BrushBox apologised for the “misguided” campaign, and acknowledged it was “derogatory to women”.

It said in a statement: “We’re are really sorry if anyone has been offended by the promotional image used in the Dig-In boxes. We now realise it was inappropriate and misguided of us to use this type of image as a way to raise awareness of dental health issues.

“We completely understand that the image could be deemed as derogatory to women and for that we are truly sorry – this was never our intention, and we take full responsibility for any upset it has caused.

“BrushBox is a company which prides itself on its family and ethical ethos and we are very disappointed that something which was meant to encourage good health habits amongst students has caused any offence.”

This is sexual grooming, telling women that this is what men expect from them and this is what you're supposed to enjoy. The Untameable Shrews

The Untameable Shrews told HuffPost UK of the promotional material: “It’s obviously giving the message that this is how men view women. It is sexual harassment and is intimidating for women.

“The message relates to blow jobs and the image is ‘the money shot’ from porn and looks exactly like a porn actress who has just been ejaculated on. This is sexual grooming, telling women that this is what men expect from them and this is what you’re supposed to enjoy.

“Surely Sussex University know about the high rates of sexual assaults on campus and the #MeToo movement. I honestly don’t know how this even made it past the design phase. It’s not funny or clever, just completely juvenile.”

The University of Sussex Students’ Union, which distributes Dig-In boxes to new starters, said it would consider whether to cut ties with BrushBox.

A spokesperson added: “We were very disappointed to find this promotional material in our Dig-In boxes, and will be reviewing whether to renew our contract with this supplier.”

A statement from the University of Sussex said: “We can absolutely see why this promotional material in our Students’ Union’s freshers packs has sparked such a strong reaction. We’re sure this discussion will continue and that our Students’ Union and other student unions will feed back the reaction to the company responsible.”

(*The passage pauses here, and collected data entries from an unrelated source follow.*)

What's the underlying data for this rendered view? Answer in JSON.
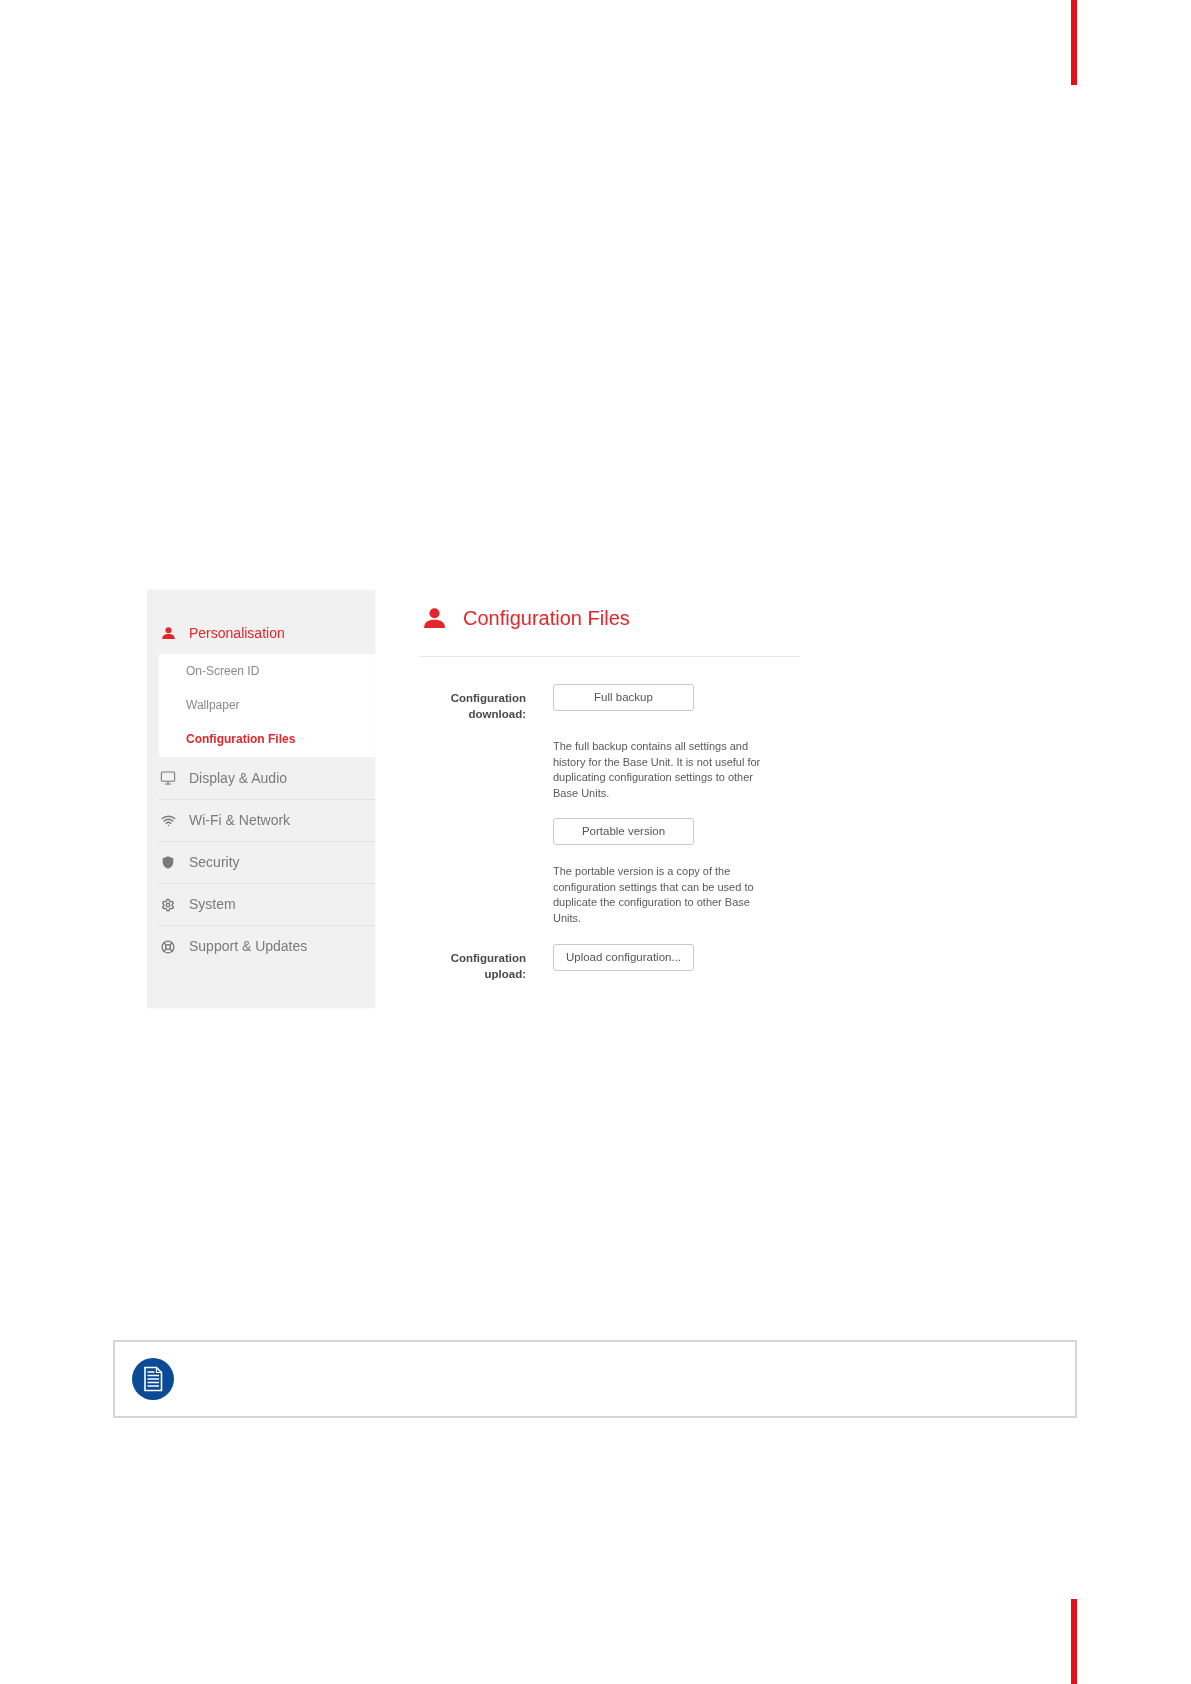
{
  "sidebar": {
    "items": [
      {
        "label": "Personalisation",
        "selected": true,
        "children": [
          {
            "label": "On-Screen ID",
            "selected": false
          },
          {
            "label": "Wallpaper",
            "selected": false
          },
          {
            "label": "Configuration Files",
            "selected": true
          }
        ]
      },
      {
        "label": "Display & Audio",
        "selected": false
      },
      {
        "label": "Wi-Fi & Network",
        "selected": false
      },
      {
        "label": "Security",
        "selected": false
      },
      {
        "label": "System",
        "selected": false
      },
      {
        "label": "Support & Updates",
        "selected": false
      }
    ]
  },
  "content": {
    "title": "Configuration Files",
    "fields": [
      {
        "label": "Configuration download:",
        "items": [
          {
            "kind": "button",
            "label": "Full backup"
          },
          {
            "kind": "note",
            "text": "The full backup contains all settings and history for the Base Unit. It is not useful for duplicating configuration settings to other Base Units."
          },
          {
            "kind": "button",
            "label": "Portable version"
          },
          {
            "kind": "note",
            "text": "The portable version is a copy of the configuration settings that can be used to duplicate the configuration to other Base Units."
          }
        ]
      },
      {
        "label": "Configuration upload:",
        "items": [
          {
            "kind": "button",
            "label": "Upload configuration..."
          }
        ]
      }
    ]
  }
}
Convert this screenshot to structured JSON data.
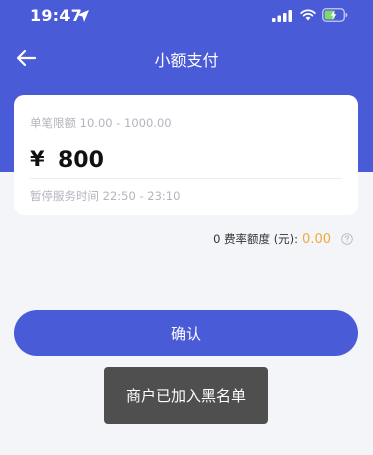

It follows a post on Mumsnet by user DukeOfSussex, which read: “If your teenage daughter had her first week at the University fo Sussex this week this is what found (sic) in her welcome bag. A Pot Noodle, A tablet of washing detergent, a sim card and an individual sized portion of instant coffee.

“AND a picture of a woman designed to look like she has spunk dripping down her face to sell toothbrushes.”

The user criticised other material found in the welcome bag for “objectifying its female students”, including adverts around campus depicting a “dead-eyed half-naked woman laying in an empty bath”.